Today I am addressing you, the cancer patient entrenched in the concern for your life.  I know what you are going through. You have questions, you have fears, you have pain and you have tears.  If I was there with you right now I would hold your hand and tell you, “Whatever you are facing, it’s all going to be alright.”  But I’m not there. What I can do is encourage you to look internally for a moment and ask yourself if you think you could pick up a pen and write a heartfelt letter to God, or the universe or whatever you see as your higher spirit.  Ask the questions you have inside yourself. Write them down. Don’t even think about what you are asking. Just write. Then do it again tomorrow and the next day and the next.

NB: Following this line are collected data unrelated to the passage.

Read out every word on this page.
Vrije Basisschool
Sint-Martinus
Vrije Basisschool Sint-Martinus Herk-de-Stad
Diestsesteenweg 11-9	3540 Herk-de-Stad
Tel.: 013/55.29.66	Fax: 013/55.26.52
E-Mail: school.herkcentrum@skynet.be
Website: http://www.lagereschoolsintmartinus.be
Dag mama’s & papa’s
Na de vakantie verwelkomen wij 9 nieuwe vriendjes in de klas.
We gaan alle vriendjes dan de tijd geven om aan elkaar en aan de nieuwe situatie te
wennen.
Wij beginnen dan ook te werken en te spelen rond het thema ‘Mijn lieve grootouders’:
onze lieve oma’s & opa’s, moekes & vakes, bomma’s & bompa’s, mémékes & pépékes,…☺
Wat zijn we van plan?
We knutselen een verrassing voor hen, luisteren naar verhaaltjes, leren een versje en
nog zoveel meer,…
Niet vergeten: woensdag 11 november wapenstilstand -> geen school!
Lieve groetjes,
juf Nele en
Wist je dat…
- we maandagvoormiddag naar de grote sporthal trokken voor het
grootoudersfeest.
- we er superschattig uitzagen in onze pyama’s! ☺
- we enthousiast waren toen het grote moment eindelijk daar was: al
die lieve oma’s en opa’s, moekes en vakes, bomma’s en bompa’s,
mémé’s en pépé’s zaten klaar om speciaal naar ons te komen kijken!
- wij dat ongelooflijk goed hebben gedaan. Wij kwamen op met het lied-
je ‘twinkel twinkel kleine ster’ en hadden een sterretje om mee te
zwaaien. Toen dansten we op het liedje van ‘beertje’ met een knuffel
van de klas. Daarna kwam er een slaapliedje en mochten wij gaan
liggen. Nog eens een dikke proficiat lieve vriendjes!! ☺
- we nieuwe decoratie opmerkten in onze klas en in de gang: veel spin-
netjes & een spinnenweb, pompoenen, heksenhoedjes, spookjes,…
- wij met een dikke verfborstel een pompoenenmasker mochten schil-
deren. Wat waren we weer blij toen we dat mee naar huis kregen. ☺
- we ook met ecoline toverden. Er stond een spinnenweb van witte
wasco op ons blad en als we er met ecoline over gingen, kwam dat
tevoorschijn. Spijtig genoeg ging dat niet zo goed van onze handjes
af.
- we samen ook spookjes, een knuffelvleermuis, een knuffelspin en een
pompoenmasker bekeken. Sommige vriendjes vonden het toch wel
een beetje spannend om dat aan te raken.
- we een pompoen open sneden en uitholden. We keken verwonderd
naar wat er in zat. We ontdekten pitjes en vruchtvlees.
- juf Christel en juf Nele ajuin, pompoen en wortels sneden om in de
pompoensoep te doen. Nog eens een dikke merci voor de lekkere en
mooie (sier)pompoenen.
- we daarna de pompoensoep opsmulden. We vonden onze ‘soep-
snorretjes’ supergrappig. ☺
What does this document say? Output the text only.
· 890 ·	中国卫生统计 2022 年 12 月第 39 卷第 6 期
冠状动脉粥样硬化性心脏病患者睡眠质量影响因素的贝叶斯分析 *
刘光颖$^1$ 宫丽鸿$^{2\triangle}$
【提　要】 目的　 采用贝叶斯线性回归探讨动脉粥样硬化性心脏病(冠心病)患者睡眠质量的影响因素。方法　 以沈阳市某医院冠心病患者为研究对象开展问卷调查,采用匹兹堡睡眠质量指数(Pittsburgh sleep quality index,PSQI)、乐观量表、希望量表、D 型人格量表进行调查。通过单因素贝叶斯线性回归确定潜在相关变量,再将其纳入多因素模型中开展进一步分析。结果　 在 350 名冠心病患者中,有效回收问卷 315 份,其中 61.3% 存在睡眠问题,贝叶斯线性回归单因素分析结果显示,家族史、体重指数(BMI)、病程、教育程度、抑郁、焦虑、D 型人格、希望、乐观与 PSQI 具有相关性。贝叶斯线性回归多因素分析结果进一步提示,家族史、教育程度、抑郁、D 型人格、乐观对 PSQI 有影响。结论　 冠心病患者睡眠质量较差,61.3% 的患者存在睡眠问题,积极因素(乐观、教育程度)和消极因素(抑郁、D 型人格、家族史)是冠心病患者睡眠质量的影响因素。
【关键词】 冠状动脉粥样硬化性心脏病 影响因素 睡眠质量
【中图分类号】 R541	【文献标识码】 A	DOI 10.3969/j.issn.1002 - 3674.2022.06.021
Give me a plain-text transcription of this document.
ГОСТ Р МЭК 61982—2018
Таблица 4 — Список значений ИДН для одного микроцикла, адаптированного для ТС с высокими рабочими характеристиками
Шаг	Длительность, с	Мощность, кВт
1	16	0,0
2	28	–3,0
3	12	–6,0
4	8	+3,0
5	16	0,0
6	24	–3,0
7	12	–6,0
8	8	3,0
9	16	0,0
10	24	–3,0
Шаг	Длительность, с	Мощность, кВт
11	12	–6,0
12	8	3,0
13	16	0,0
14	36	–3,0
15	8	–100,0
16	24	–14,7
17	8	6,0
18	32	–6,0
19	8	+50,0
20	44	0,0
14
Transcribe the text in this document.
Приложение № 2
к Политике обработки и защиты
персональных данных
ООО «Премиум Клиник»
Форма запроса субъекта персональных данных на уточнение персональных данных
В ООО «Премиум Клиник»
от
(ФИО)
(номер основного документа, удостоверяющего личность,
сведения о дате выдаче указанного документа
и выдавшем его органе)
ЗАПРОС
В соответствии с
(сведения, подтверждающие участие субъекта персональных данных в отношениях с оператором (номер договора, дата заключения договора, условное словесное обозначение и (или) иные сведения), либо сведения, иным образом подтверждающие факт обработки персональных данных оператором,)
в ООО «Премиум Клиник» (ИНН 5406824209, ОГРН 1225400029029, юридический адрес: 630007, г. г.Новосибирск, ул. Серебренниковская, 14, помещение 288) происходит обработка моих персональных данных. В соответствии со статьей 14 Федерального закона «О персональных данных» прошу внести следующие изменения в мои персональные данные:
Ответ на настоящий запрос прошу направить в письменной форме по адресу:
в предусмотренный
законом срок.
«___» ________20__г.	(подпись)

Know that it is okay to ask the hard questions and state the grand pleas:  Why me? What now? Please help! We all feel this way at times. Get it out of your system.  Write it down and don’t gloss over the areas where you are struggling. Acknowledge this crap in your life. Feel your feelings and express your needs. On the flip side, I also encourage you to end each writing with a positive statement of some kind. For years (regardless of how I am feeling) I have ended every single daily writing with two statements.  These two affirmations call into action an uplifting energy that begins my day with bright expectations:

  • I am happy, I am healthy and I am blessed
  • Thank you God, for the unexpected good that is coming to me at unexpected times from unexpected places.

It starts with the “will” to fight.  You may be asking, “How can I even think of starting a daily endeavor?  I am too overwhelmed right now!” I get it. I truly do. So, do it once.  Then take it day by day. If you can get to the point where you start each day with a letter, odd coincidences will begin to show up in your life.  Your intuition will be heightened. You will develop dramatically vivid dreams that increase your awareness. And you will know what you need to do to stay on your path.  I don’t know how to explain it, but it sets you free. I call this a Nod from God. Trust me, I have had plenty of practice dancing through the upside and downside of life, including cancer.  But my daily letters give me the strength to keep pulling the gloves back on and stay in the fight.

Do this and you will come to know that you are powerful!